I think they went to sleep around 12:30, after lots of giggling and fart noises and butt jokes and other random boy stuff, and then, as if someone flipped a switch, they were all instantly awake and jumping again at 6:30 am. No coffee necessary with these boys. I got up to make my coffee when I heard them, and the moment they saw me, one of them asked, "Can we go outside and ride our bikes?" It was 6:30 am and cold outside and they hadn't been awake 5 minutes. I told them to wait until after pancakes, and at that, I think collectively they ate 6 bites and were dressed and out the door, where they played on their bikes and in the dust with cars, until their parents came at noon.
I am so happy to see Punky outside with friends. We isolated him so much last year, and while he did okay with the homeschool/new church/no friends thing, I always felt lonely for him. He is a very social person, more so than me or David...no, rather, he hasn't yet been scarred for life by the cruelty of his peers, thus causing him to retreat into the hermitlike existence we have come to seek. There is such innocence in his relating to others. It's all out there, take it or leave it, with nothing to hide and no innate need to do so. I am learning from him to come back out of my shell and to be human and to not run from human contact. Typically, I do not want to be friends; Punky craves new friends and will talk to (and accept) anyone he happens to meet. I avoid eye contact unless absolutely necessary. He will walk all the way across Walmart to say hi to a random church member he spots while I am ducking behind the canned goods hoping no one will see me. I'm such a psycho. It's not that I think myself better than anyone, or that I don't like people... I've just gotten so used to hiding, protecting, cocooning, that it's habit.

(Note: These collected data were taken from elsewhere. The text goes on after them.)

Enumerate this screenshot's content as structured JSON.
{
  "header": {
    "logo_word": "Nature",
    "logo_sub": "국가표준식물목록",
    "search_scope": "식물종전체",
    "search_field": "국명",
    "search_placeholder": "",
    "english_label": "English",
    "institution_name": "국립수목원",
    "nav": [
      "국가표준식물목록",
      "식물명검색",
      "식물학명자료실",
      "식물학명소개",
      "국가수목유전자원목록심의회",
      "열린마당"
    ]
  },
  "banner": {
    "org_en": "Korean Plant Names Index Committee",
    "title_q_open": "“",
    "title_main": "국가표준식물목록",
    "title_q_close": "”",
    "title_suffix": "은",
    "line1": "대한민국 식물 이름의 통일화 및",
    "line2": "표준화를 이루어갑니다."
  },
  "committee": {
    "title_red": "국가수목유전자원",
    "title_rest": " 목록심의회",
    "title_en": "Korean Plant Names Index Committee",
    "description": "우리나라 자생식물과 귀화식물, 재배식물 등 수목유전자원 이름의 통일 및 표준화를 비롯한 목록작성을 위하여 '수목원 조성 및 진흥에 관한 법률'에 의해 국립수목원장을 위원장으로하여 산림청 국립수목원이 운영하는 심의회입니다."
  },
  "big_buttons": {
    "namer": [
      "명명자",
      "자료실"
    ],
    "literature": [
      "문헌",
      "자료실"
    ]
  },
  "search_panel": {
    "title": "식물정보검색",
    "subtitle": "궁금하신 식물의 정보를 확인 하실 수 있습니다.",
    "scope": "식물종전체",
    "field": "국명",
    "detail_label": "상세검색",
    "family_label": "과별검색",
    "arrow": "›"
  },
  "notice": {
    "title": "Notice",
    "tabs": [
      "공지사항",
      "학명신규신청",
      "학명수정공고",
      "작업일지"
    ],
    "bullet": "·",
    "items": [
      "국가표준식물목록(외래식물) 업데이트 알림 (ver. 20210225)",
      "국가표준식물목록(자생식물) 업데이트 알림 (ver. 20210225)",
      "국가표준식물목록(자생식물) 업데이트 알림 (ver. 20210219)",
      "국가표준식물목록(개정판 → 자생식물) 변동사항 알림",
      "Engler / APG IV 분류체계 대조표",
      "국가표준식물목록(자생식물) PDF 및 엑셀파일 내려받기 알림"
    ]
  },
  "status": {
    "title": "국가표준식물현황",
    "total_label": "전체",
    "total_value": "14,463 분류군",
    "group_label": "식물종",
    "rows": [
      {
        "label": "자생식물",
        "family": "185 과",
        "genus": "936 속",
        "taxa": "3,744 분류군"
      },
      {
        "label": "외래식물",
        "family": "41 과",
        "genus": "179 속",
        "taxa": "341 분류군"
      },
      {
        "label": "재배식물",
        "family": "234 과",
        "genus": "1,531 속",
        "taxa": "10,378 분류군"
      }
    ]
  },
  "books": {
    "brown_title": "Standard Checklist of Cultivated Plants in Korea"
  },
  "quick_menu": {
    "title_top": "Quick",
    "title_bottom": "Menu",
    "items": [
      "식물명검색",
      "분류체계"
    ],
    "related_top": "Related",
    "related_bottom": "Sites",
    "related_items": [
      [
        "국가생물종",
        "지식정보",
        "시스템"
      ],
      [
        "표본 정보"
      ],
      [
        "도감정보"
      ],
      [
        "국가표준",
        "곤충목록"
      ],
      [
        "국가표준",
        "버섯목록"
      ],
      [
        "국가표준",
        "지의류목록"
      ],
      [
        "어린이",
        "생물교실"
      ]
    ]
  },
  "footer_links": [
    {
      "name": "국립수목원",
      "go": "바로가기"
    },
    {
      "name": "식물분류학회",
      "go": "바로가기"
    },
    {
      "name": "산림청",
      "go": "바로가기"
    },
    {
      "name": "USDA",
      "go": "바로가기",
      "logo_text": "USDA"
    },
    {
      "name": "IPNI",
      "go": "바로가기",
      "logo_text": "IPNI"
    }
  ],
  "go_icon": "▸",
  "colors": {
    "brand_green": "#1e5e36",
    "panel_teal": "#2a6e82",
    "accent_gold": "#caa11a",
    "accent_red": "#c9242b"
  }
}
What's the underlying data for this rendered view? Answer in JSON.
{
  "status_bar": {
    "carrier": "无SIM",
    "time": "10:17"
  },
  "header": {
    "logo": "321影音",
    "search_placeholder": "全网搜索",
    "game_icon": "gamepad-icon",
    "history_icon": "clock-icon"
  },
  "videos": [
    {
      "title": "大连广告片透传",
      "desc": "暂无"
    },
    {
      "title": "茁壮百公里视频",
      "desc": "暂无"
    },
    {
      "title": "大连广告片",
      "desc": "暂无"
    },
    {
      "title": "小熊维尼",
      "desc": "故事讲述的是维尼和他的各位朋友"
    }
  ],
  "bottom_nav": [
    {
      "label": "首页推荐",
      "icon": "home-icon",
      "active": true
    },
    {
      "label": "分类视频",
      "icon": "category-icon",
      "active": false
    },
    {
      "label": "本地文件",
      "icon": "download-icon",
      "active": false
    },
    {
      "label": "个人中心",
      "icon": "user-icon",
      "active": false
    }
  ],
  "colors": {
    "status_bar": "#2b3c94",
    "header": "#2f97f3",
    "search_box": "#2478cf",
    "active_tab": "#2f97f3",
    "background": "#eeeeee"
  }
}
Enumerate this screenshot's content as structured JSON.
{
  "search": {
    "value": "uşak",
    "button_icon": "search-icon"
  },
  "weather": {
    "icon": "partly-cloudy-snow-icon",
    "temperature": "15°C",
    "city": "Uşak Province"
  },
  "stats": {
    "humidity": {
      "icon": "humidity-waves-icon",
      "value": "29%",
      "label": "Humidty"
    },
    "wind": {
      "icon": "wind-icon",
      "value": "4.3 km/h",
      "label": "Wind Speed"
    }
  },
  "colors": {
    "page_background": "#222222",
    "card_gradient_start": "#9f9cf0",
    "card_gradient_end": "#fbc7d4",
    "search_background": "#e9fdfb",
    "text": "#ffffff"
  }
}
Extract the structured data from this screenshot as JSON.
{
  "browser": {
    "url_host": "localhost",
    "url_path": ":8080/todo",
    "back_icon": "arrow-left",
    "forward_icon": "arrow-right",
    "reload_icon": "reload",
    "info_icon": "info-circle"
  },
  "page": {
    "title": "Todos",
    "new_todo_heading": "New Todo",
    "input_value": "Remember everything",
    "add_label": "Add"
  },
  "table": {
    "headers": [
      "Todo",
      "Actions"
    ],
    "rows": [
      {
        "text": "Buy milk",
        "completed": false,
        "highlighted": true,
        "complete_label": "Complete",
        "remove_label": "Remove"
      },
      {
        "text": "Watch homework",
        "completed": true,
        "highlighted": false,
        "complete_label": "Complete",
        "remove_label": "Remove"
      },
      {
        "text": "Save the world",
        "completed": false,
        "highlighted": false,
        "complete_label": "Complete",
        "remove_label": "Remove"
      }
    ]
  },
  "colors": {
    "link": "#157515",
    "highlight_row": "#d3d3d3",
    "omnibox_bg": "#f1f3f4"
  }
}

So these birthday parties are good for me, because it forces me to open my home and my heart to people I really don't know very well, and to spend time with them simply because our kids are friends, and to learn that other people aren't really so scary after all, and that making small talk isn't really that bad. It's good to watch my son with his friends, because it reminds me of my kid self before things went bad, and how playing, dreaming, exploring, and observing in the presence of friends is a really beautiful thing.